L’avenir, la profession n'en sait rien. S'inscrire au chômage, ce n'est pas si simple pour des patrons de restaurants. L'annonce du président, lundi 13 avril au soir, leur est tombée dessus avec fracas. "Ouvrir en août, c'est impossible, c'est trop tard, ou alors il faut nous donner de l’argent. On va avoir des nouvelles ce mardi soir, mais il va falloir faire des opérations spéciales pour l'hôtellerie-restauration". Car ces métiers sont très particuliers. La recette du jour sert souvent pour payer la facture d’hier. Un travail et une gestion financière à flux tendu. 

Joël Oudin est dans le métier depuis l'âge de 15 ans. Jamais il n'a connu une telle crise. "On a connu des difficultés, la guerre du Golfe, on avait morflé, perdu de l’argent, et après, on tournait comme des avions, les intempéries, les gilets jaunes, mais là, on n'a plus de trésorerie. Tout le monde ne le sait pas mais on a beaucoup de taxes. Je pense aux hôtels, qui payent pour chaque téléviseur par exemple, sans clients dans les chambres". Sans parler des restaurateurs qui ont fermé avant d’ouvrir. Certains étaient prêts, "et puis on a bloqué les stages d'avant ouverture, les formations sont annulées."
 
Même anxiété, même angoisse pour Eric Dujourd'hui. Propriétaire d'une trentaine d’établissements, restaurants, hôtels ou fast food-dans la Marne. "C’est anxiogène, dramatique, comme un jour sans fin. On ne sait pas à quelle sauce on va être mangé. On ne voit pas de lumière au bout du tunnel, chaque jour, il y a un truc qui ne nous rassure pas, aucun signal pour nous apaiser." Ce professionnel emploie environ 500 personnes dans le secteur hôtellerie restauration. Ce mardi après-midi, il est en plein cauchemar. 
 

La liste des doléances est longue. Pour lui rien n’est proposé, des reports de charges…Mais pas d'annulation. "Rien n’est fait pour sauver la profession. On va à la catastrophe. On veut des annulations, car qui va payer tout ça ? On a toujours des gros loyers dans les centres commerciaux, comment je fais pour payer nos loyers ? Les charges fixes, qui représentent 15 % d’un resto, même fermé. Le personnel, ce n’est pas tout. Les prêts vont reprendre. Les intérêts, à la fin qui va payer? Les assurances sont aux abonnés absents. Il faut que l’Etat prenne ses responsabilités. Il est urgent de rassurer une profession qui est en souffrance psychologique, les salariés sont inquiets de l’avenir."
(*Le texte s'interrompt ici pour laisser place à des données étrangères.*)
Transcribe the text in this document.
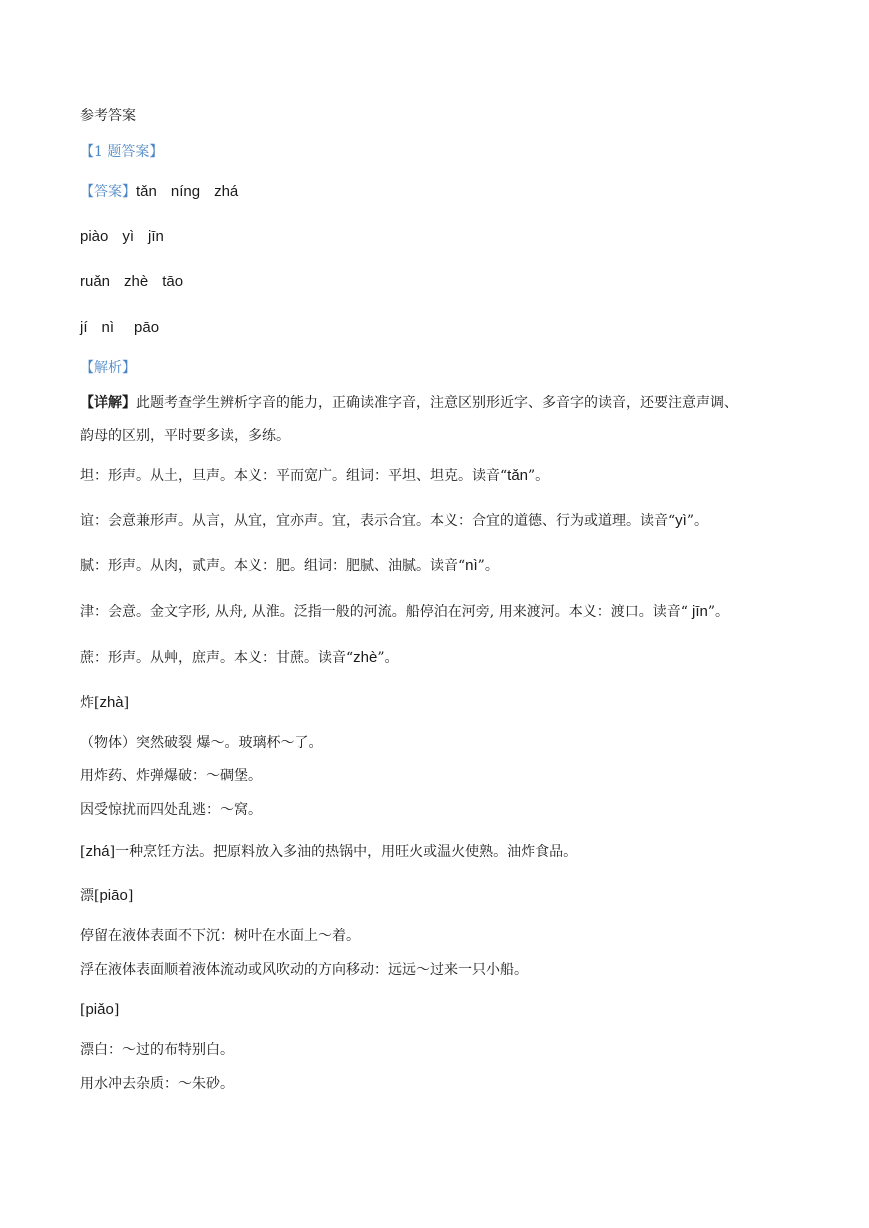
参考答案
【1 题答案】
【答案】tǎn níng zhá
piào yì jīn
ruǎn zhè tāo
jí nì pāo
【解析】
【详解】此题考查学生辨析字音的能力，正确读准字音，注意区别形近字、多音字的读音，还要注意声调、
韵母的区别，平时要多读，多练。
坦：形声。从土，旦声。本义：平而宽广。组词：平坦、坦克。读音“tǎn”。
谊：会意兼形声。从言，从宜，宜亦声。宜，表示合宜。本义：合宜的道德、行为或道理。读音“yì”。
腻：形声。从肉，贰声。本义：肥。组词：肥腻、油腻。读音“nì”。
津：会意。金文字形, 从舟, 从淮。泛指一般的河流。船停泊在河旁, 用来渡河。本义：渡口。读音“ jīn”。
蔗：形声。从艸，庶声。本义：甘蔗。读音“zhè”。
炸[zhà]
（物体）突然破裂 爆～。玻璃杯～了。
用炸药、炸弹爆破：～碉堡。
因受惊扰而四处乱逃：～窝。
[zhá]一种烹饪方法。把原料放入多油的热锅中，用旺火或温火使熟。油炸食品。
漂[piāo]
停留在液体表面不下沉：树叶在水面上～着。
浮在液体表面顺着液体流动或风吹动的方向移动：远远～过来一只小船。
[piǎo]
漂白：～过的布特别白。
用水冲去杂质：～朱砂。
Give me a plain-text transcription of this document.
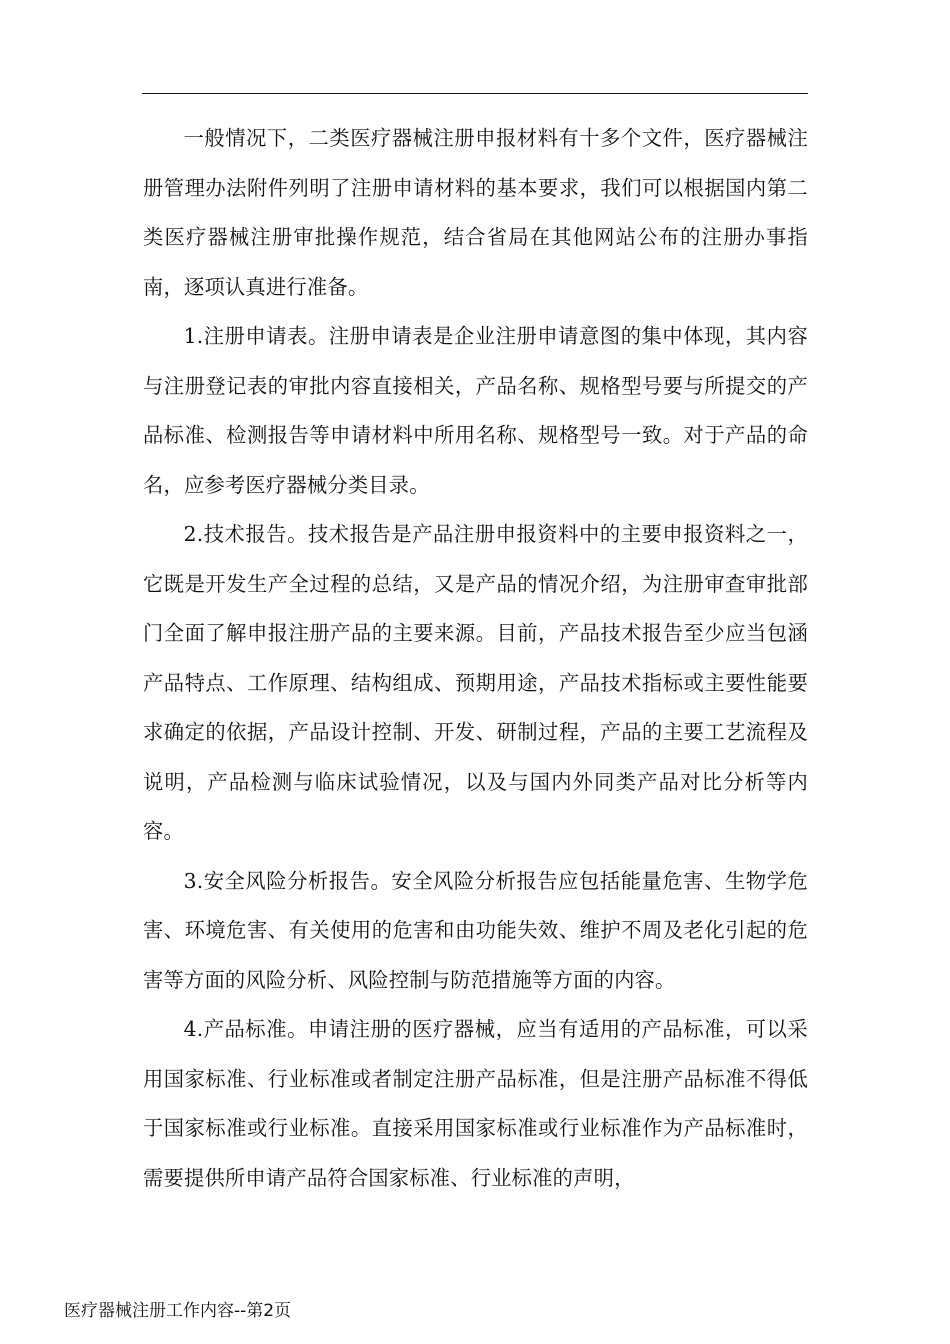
一般情况下，二类医疗器械注册申报材料有十多个文件，医疗器械注册管理办法附件列明了注册申请材料的基本要求，我们可以根据国内第二类医疗器械注册审批操作规范，结合省局在其他网站公布的注册办事指南，逐项认真进行准备。

1.注册申请表。注册申请表是企业注册申请意图的集中体现，其内容与注册登记表的审批内容直接相关，产品名称、规格型号要与所提交的产品标准、检测报告等申请材料中所用名称、规格型号一致。对于产品的命名，应参考医疗器械分类目录。

2.技术报告。技术报告是产品注册申报资料中的主要申报资料之一，它既是开发生产全过程的总结，又是产品的情况介绍，为注册审查审批部门全面了解申报注册产品的主要来源。目前，产品技术报告至少应当包涵产品特点、工作原理、结构组成、预期用途，产品技术指标或主要性能要求确定的依据，产品设计控制、开发、研制过程，产品的主要工艺流程及说明，产品检测与临床试验情况，以及与国内外同类产品对比分析等内容。

3.安全风险分析报告。安全风险分析报告应包括能量危害、生物学危害、环境危害、有关使用的危害和由功能失效、维护不周及老化引起的危害等方面的风险分析、风险控制与防范措施等方面的内容。

4.产品标准。申请注册的医疗器械，应当有适用的产品标准，可以采用国家标准、行业标准或者制定注册产品标准，但是注册产品标准不得低于国家标准或行业标准。直接采用国家标准或行业标准作为产品标准时，需要提供所申请产品符合国家标准、行业标准的声明，

医疗器械注册工作内容--第2页
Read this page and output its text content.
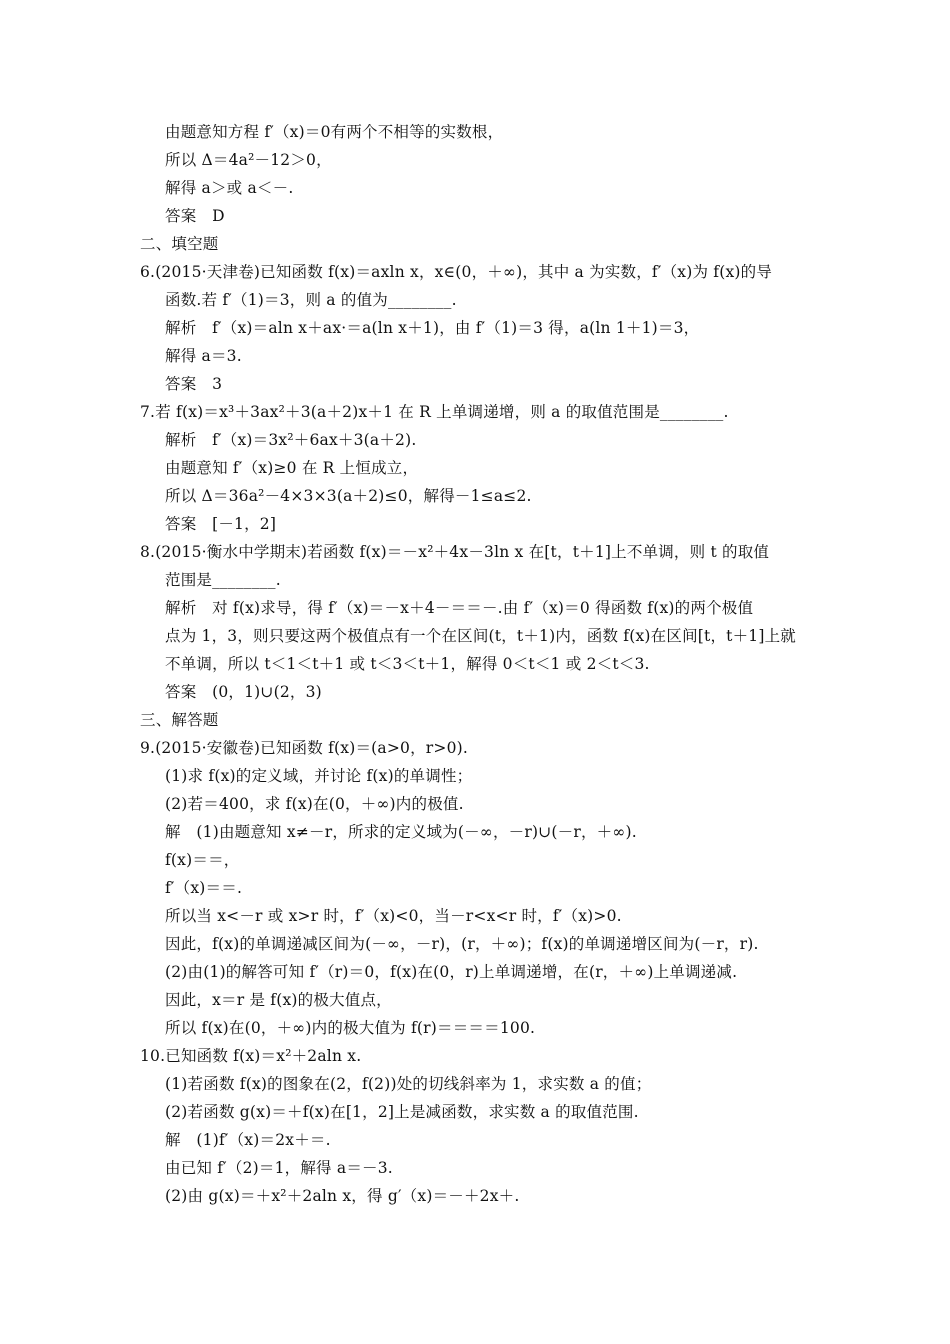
由题意知方程 f′（x)＝0有两个不相等的实数根，
所以 Δ＝4a²－12＞0，
解得 a＞或 a＜－.
答案　D
二、填空题
6.(2015·天津卷)已知函数 f(x)＝axln x，x∈(0，＋∞)，其中 a 为实数，f′（x)为 f(x)的导
函数.若 f′（1)＝3，则 a 的值为________.
解析　f′（x)＝aln x＋ax·＝a(ln x＋1)，由 f′（1)＝3 得，a(ln 1＋1)＝3，
解得 a＝3.
答案　3
7.若 f(x)＝x³＋3ax²＋3(a＋2)x＋1 在 R 上单调递增，则 a 的取值范围是________.
解析　f′（x)＝3x²＋6ax＋3(a＋2).
由题意知 f′（x)≥0 在 R 上恒成立，
所以 Δ＝36a²－4×3×3(a＋2)≤0，解得－1≤a≤2.
答案　[－1，2]
8.(2015·衡水中学期末)若函数 f(x)＝－x²＋4x－3ln x 在[t，t＋1]上不单调，则 t 的取值
范围是________.
解析　对 f(x)求导，得 f′（x)＝－x＋4－＝＝－.由 f′（x)＝0 得函数 f(x)的两个极值
点为 1，3，则只要这两个极值点有一个在区间(t，t＋1)内，函数 f(x)在区间[t，t＋1]上就
不单调，所以 t＜1＜t＋1 或 t＜3＜t＋1，解得 0＜t＜1 或 2＜t＜3.
答案　(0，1)∪(2，3)
三、解答题
9.(2015·安徽卷)已知函数 f(x)＝(a>0，r>0).
(1)求 f(x)的定义域，并讨论 f(x)的单调性；
(2)若＝400，求 f(x)在(0，＋∞)内的极值.
解　(1)由题意知 x≠－r，所求的定义域为(－∞，－r)∪(－r，＋∞).
f(x)＝＝，
f′（x)＝＝.
所以当 x<－r 或 x>r 时，f′（x)<0，当－r<x<r 时，f′（x)>0.
因此，f(x)的单调递减区间为(－∞，－r)，(r，＋∞)；f(x)的单调递增区间为(－r，r).
(2)由(1)的解答可知 f′（r)＝0，f(x)在(0，r)上单调递增，在(r，＋∞)上单调递减.
因此，x＝r 是 f(x)的极大值点，
所以 f(x)在(0，＋∞)内的极大值为 f(r)＝＝＝＝100.
10.已知函数 f(x)＝x²＋2aln x.
(1)若函数 f(x)的图象在(2，f(2))处的切线斜率为 1，求实数 a 的值；
(2)若函数 g(x)＝＋f(x)在[1，2]上是减函数，求实数 a 的取值范围.
解　(1)f′（x)＝2x＋＝.
由已知 f′（2)＝1，解得 a＝－3.
(2)由 g(x)＝＋x²＋2aln x，得 g′（x)＝－＋2x＋.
Selon ce chef d'entreprise, le doute s'est installé. Tout va dépendre des mesures qui vont être prises. Personne n'en sortira indemne. Parti de rien en 2001, il explique avoir aujourd'hui de la dette, après avoir réinvesti ses bénéfices dans son entreprise. Conséquences, aujourd'hui, il n'a pas de revenu. Il se dit avec ses collègues "livré à lui-même. On nous dit réouverture peut-être en juillet, sous certaines conditions…

  

Parfois, je me dis que c'est un cauchemar, que je vais me réveiller. 
-Eric Dujourd'hui, restaurateur


Le drive, dans ces conditions, peut-il être une lueur d'espoir ? "Cela peut être intéressant pour les Burger king où les process sont en place, mais il faut surtout protéger les salariés. Avoir des masques, répondre aux normes... Or je ne peux pas les protéger, il faut des accords de la médecine du travail… c’est prématuré". Et si rouvrir des restaurants pour de la vente à emporter peut être une solution pour des petites affaires, pour des grandes cuisines, ce n'est pas adapté. 

Moral en berne, anxiété de ne pas connaître la suite, "On n'a pas de date de clôture de cette affaire. On ne sait pas où on va. On est inquiet. Tout ça peut mal finir".